I saw that $f(x,y)=2x^4+y^2−3yx^2$ has a critical point at $(0,0)$ calculating the gradient of the function and equalizing to (0,0). if I study the behavior of the function at an environment of $(0,0)$ reducing the problem to a single-variable function using straights with the form $y=ax$ I have $f(x,ax)=2x^2+x^2a^2-3ax^3$ then $f'(0,0)=0$ and $f''(0,0)=4+2a^2>0$ so along any straight line that passes through the origin, f has a minimum at $(0,0)$ But if I study too the behavior of the function at an environment of $(0,0)$ reducing the problem to a single-variable function using parabolas with the form $y=ax^2$ namely: $f(x,ax^2)=2x^4+a^2x^4-3ax^4=x^~(2-3a+a^2)$ then, $f'(x,ax^2)=4x^3(2-3a+a^2)$ and $f'(0,0)=0$. Then, $f''(x,ax^2)=12x^2(2-3a+a^2)$ so $f''(0,0)=0$ given that $x^2>0$ for all $x$ pertaining to real numbers, $x≠0$ then: $i)$ if $a=-1, f''(x,-x^2)>0$ $ii)$ if $a=3/2, f''(x,3x^2/2)<0$ so by $i)$ and $ii)$ $(0,0)$ is a saddle point
So I don't know if $(0,0)$ is a minimum or saddle point.
[Answering the edited post]
Your analysis with the parabolas show correctly that $(0,0)$ is a saddle point.
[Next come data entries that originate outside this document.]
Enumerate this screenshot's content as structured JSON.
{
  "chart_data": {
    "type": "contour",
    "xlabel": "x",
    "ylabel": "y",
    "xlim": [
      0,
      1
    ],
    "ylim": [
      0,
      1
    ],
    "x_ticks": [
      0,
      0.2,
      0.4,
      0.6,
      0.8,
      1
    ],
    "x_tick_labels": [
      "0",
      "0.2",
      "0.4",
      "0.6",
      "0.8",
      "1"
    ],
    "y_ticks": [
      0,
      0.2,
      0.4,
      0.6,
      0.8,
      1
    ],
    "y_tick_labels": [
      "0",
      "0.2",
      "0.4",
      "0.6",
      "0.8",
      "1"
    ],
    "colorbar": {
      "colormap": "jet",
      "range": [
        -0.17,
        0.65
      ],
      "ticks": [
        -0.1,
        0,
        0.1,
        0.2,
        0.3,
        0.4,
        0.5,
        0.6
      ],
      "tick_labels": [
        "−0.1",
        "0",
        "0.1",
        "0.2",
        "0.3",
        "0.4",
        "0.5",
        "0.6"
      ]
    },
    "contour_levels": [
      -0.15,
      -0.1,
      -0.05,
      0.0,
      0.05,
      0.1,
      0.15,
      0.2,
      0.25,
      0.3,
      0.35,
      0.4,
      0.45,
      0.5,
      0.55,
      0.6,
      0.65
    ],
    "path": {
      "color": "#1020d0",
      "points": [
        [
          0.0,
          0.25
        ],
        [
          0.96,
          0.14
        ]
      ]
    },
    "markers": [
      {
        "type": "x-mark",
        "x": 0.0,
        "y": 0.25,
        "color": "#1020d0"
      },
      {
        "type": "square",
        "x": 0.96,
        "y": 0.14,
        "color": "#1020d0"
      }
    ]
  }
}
Your situation shows precisely what we must be wary of when considering limits and local behaviour in more dimensions. Even if the point is a minimum along any straight line going through it, it can still be a saddle point, since we must consider all curves going trough the point. This is a very important thing to remember.
EDIT/NOTE: Usually, we would try to use the second partial derivative test (Hessian matrix) to determine the type of critical point. In this case, the test is inconclusive, so we have to get creative.